Accessoires impression 3D · 100 produits
Plateaux magnétiques et PEI, buses, cuves à résine, films de séparation, courroies et pièces d'usure : tout ce qui garde une imprimante 3D en état de marche. Les consommables sont ceux des constructeurs, pour éviter la pièce approximative qui ruine une impression de douze heures.
Ce qui s'use, et à quel rythme
Une imprimante 3D vit avec des pièces qui se remplacent. Sur une machine à filament, la buse s'élargit sous l'effet de l'abrasion, le revêtement PEI du plateau perd son mordant, l'essuie-buse s'encrasse et laisse des résidus sur la première couche. Sur une machine à résine, l'écran d'exposition et le film de la cuve se comptent en heures de travail, pas en années. Garder une pièce d'avance évite d'immobiliser la machine au milieu d'un projet.
Le diamètre de buse est un compromis
Passer de 0,4 à 0,8 mm augmente fortement le débit et raccourcit les impressions, avec pour revers des couches plus visibles et des détails plus grossiers. Une buse de 0,2 mm sert les figurines et les mécanismes fins, mais se bouche plus facilement. Les filaments chargés en fibre de carbone ou en verre imposent l'acier trempé : le laiton, plus tendre, se creuse en quelques bobines et les cotes imprimées dérivent sans prévenir. Changer de buse suppose enfin de reprendre le profil d'impression, car la largeur d'extrusion et le débit se recalculent.
La matière se stocke autant qu'elle s'achète
Le PETG, le nylon et le TPU absorbent l'humidité de l'air ambiant. Un filament chargé en eau crépite en sortie de buse, laisse des surfaces mates et des fils parasites, et casse parfois dans le tube d'alimentation. Un sécheur actif traite la bobine pendant l'impression ; une boîte hermétique garnie de dessiccant suffit pour le stockage entre deux usages.

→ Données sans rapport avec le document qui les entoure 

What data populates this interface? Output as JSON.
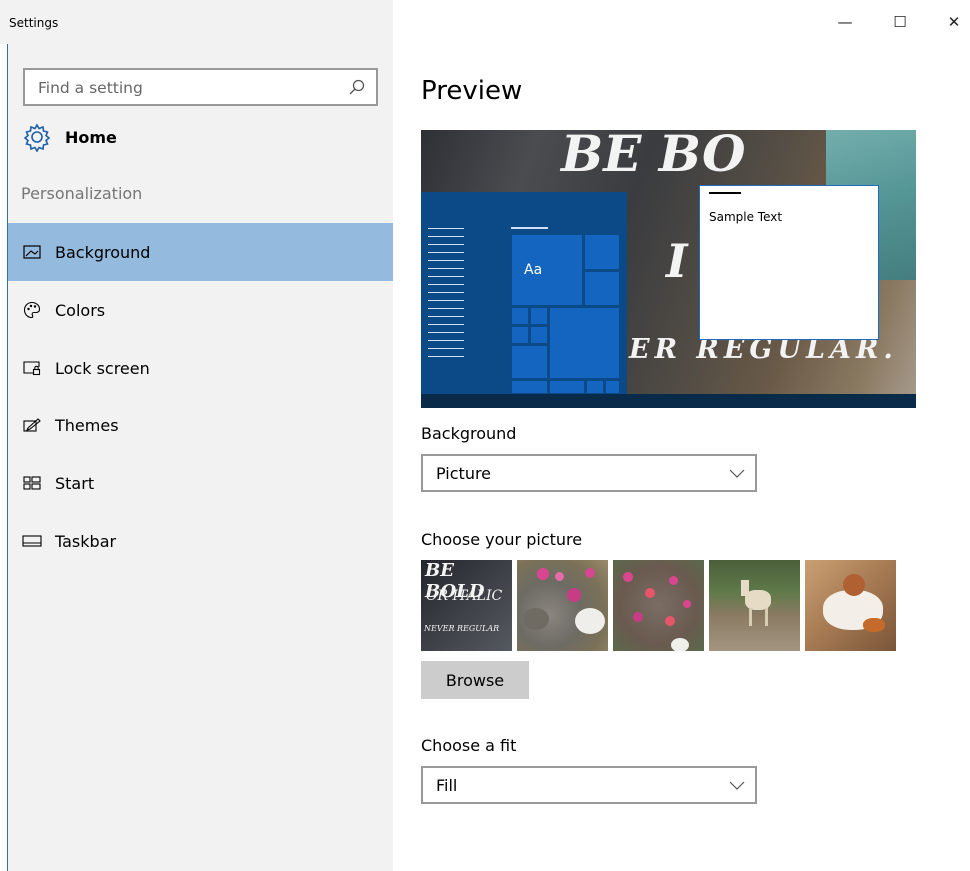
{
  "window": {
    "title": "Settings",
    "minimize_glyph": "—",
    "maximize_glyph": "☐",
    "close_glyph": "✕"
  },
  "sidebar": {
    "search": {
      "placeholder": "Find a setting",
      "icon": "search-icon"
    },
    "home": {
      "label": "Home",
      "icon": "gear-icon"
    },
    "section_title": "Personalization",
    "items": [
      {
        "label": "Background",
        "icon": "picture-icon",
        "selected": true
      },
      {
        "label": "Colors",
        "icon": "palette-icon",
        "selected": false
      },
      {
        "label": "Lock screen",
        "icon": "lock-screen-icon",
        "selected": false
      },
      {
        "label": "Themes",
        "icon": "themes-icon",
        "selected": false
      },
      {
        "label": "Start",
        "icon": "start-icon",
        "selected": false
      },
      {
        "label": "Taskbar",
        "icon": "taskbar-icon",
        "selected": false
      }
    ]
  },
  "main": {
    "preview_heading": "Preview",
    "preview": {
      "tile_label": "Aa",
      "window_text": "Sample Text",
      "wallpaper_text": [
        "BE BO",
        "I",
        "ER REGULAR."
      ]
    },
    "background": {
      "label": "Background",
      "value": "Picture"
    },
    "choose_picture": {
      "label": "Choose your picture",
      "thumb1_text": [
        "BE BOLD",
        "OR ITALIC",
        "NEVER REGULAR"
      ],
      "browse_label": "Browse"
    },
    "fit": {
      "label": "Choose a fit",
      "value": "Fill"
    }
  },
  "colors": {
    "selected_bg": "#94bbde",
    "sidebar_bg": "#f2f2f2",
    "start_menu": "#0b4a87",
    "tile": "#1465bf",
    "accent_border": "#3a6ea5"
  }
}
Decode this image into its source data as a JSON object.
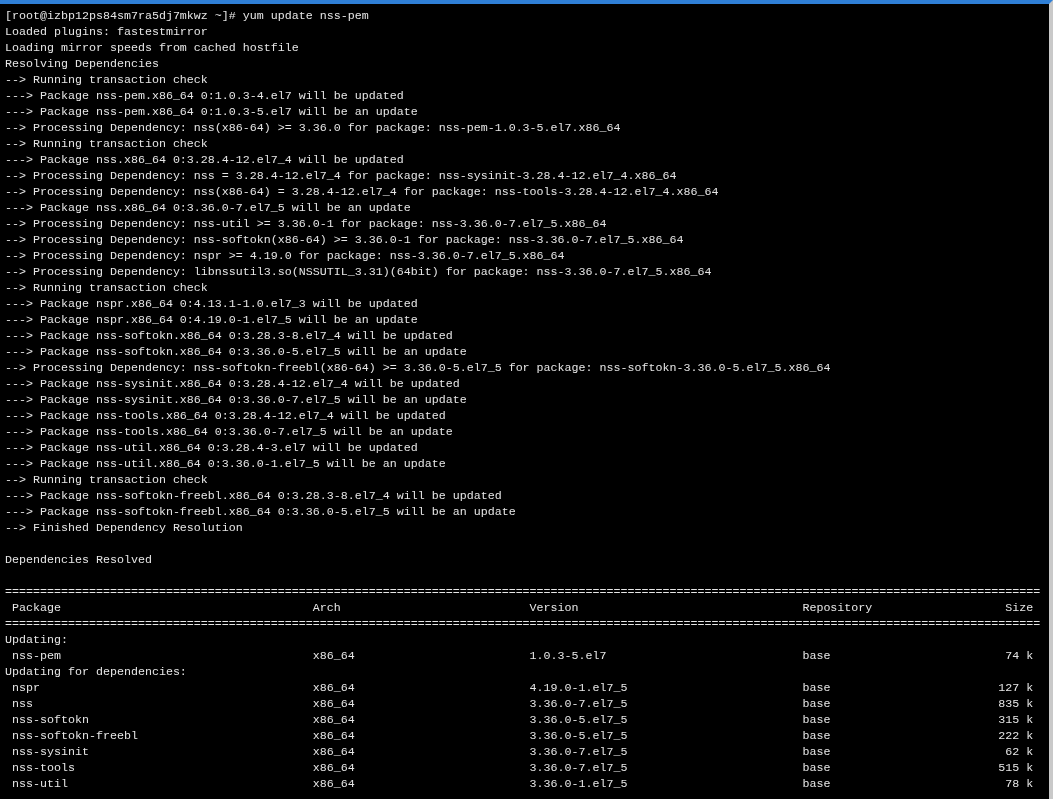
{
  "terminal": {
    "lines": [
      "[root@izbp12ps84sm7ra5dj7mkwz ~]# yum update nss-pem",
      "Loaded plugins: fastestmirror",
      "Loading mirror speeds from cached hostfile",
      "Resolving Dependencies",
      "--> Running transaction check",
      "---> Package nss-pem.x86_64 0:1.0.3-4.el7 will be updated",
      "---> Package nss-pem.x86_64 0:1.0.3-5.el7 will be an update",
      "--> Processing Dependency: nss(x86-64) >= 3.36.0 for package: nss-pem-1.0.3-5.el7.x86_64",
      "--> Running transaction check",
      "---> Package nss.x86_64 0:3.28.4-12.el7_4 will be updated",
      "--> Processing Dependency: nss = 3.28.4-12.el7_4 for package: nss-sysinit-3.28.4-12.el7_4.x86_64",
      "--> Processing Dependency: nss(x86-64) = 3.28.4-12.el7_4 for package: nss-tools-3.28.4-12.el7_4.x86_64",
      "---> Package nss.x86_64 0:3.36.0-7.el7_5 will be an update",
      "--> Processing Dependency: nss-util >= 3.36.0-1 for package: nss-3.36.0-7.el7_5.x86_64",
      "--> Processing Dependency: nss-softokn(x86-64) >= 3.36.0-1 for package: nss-3.36.0-7.el7_5.x86_64",
      "--> Processing Dependency: nspr >= 4.19.0 for package: nss-3.36.0-7.el7_5.x86_64",
      "--> Processing Dependency: libnssutil3.so(NSSUTIL_3.31)(64bit) for package: nss-3.36.0-7.el7_5.x86_64",
      "--> Running transaction check",
      "---> Package nspr.x86_64 0:4.13.1-1.0.el7_3 will be updated",
      "---> Package nspr.x86_64 0:4.19.0-1.el7_5 will be an update",
      "---> Package nss-softokn.x86_64 0:3.28.3-8.el7_4 will be updated",
      "---> Package nss-softokn.x86_64 0:3.36.0-5.el7_5 will be an update",
      "--> Processing Dependency: nss-softokn-freebl(x86-64) >= 3.36.0-5.el7_5 for package: nss-softokn-3.36.0-5.el7_5.x86_64",
      "---> Package nss-sysinit.x86_64 0:3.28.4-12.el7_4 will be updated",
      "---> Package nss-sysinit.x86_64 0:3.36.0-7.el7_5 will be an update",
      "---> Package nss-tools.x86_64 0:3.28.4-12.el7_4 will be updated",
      "---> Package nss-tools.x86_64 0:3.36.0-7.el7_5 will be an update",
      "---> Package nss-util.x86_64 0:3.28.4-3.el7 will be updated",
      "---> Package nss-util.x86_64 0:3.36.0-1.el7_5 will be an update",
      "--> Running transaction check",
      "---> Package nss-softokn-freebl.x86_64 0:3.28.3-8.el7_4 will be updated",
      "---> Package nss-softokn-freebl.x86_64 0:3.36.0-5.el7_5 will be an update",
      "--> Finished Dependency Resolution"
    ],
    "summary": "Dependencies Resolved",
    "table": {
      "rule_top": "====================================================================================================================================================",
      "columns": [
        "Package",
        "Arch",
        "Version",
        "Repository",
        "Size"
      ],
      "rule_header": "====================================================================================================================================================",
      "groups": [
        {
          "title": "Updating:",
          "rows": [
            [
              "nss-pem",
              "x86_64",
              "1.0.3-5.el7",
              "base",
              "74 k"
            ]
          ]
        },
        {
          "title": "Updating for dependencies:",
          "rows": [
            [
              "nspr",
              "x86_64",
              "4.19.0-1.el7_5",
              "base",
              "127 k"
            ],
            [
              "nss",
              "x86_64",
              "3.36.0-7.el7_5",
              "base",
              "835 k"
            ],
            [
              "nss-softokn",
              "x86_64",
              "3.36.0-5.el7_5",
              "base",
              "315 k"
            ],
            [
              "nss-softokn-freebl",
              "x86_64",
              "3.36.0-5.el7_5",
              "base",
              "222 k"
            ],
            [
              "nss-sysinit",
              "x86_64",
              "3.36.0-7.el7_5",
              "base",
              "62 k"
            ],
            [
              "nss-tools",
              "x86_64",
              "3.36.0-7.el7_5",
              "base",
              "515 k"
            ],
            [
              "nss-util",
              "x86_64",
              "3.36.0-1.el7_5",
              "base",
              "78 k"
            ]
          ]
        }
      ]
    }
  }
}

- Résine : elle se manipule avec des gants nitrile, à l'écart de la lumière du jour qui la polymérise jusque dans son flacon.
- Plateau souple : une plaque magnétique se démonte et se fléchit pour libérer la pièce sans spatule ni rayure.
- Système multi-filaments : il apporte la couleur, mais chaque changement génère une purge dont il faut tenir compte.
Questions fréquentes
Une buse d'une marque va-t-elle sur une autre imprimante ?
Rarement telle quelle. Le filetage, la longueur et le mode de fixation du bloc chauffant varient d'un constructeur et parfois d'une génération à l'autre. Mieux vaut partir de la référence exacte du hotend d'origine plutôt que du seul diamètre.
À quoi sert le film de protection d'écran sur une machine à résine ?
Il reçoit les coulures à la place de l'écran d'exposition, la pièce la plus délicate à remplacer. Il se change dès qu'il se raye ou se voile, car un film trouble déforme l'insolation et ruine les détails fins.
Faut-il vraiment un sécheur de filament ?
Il devient utile dès que l'on imprime du PETG, du nylon ou du TPU, ou que la pièce reste des heures sur la machine. Pour du PLA sorti d'un sachet neuf, un contenant hermétique avec dessiccant suffit largement.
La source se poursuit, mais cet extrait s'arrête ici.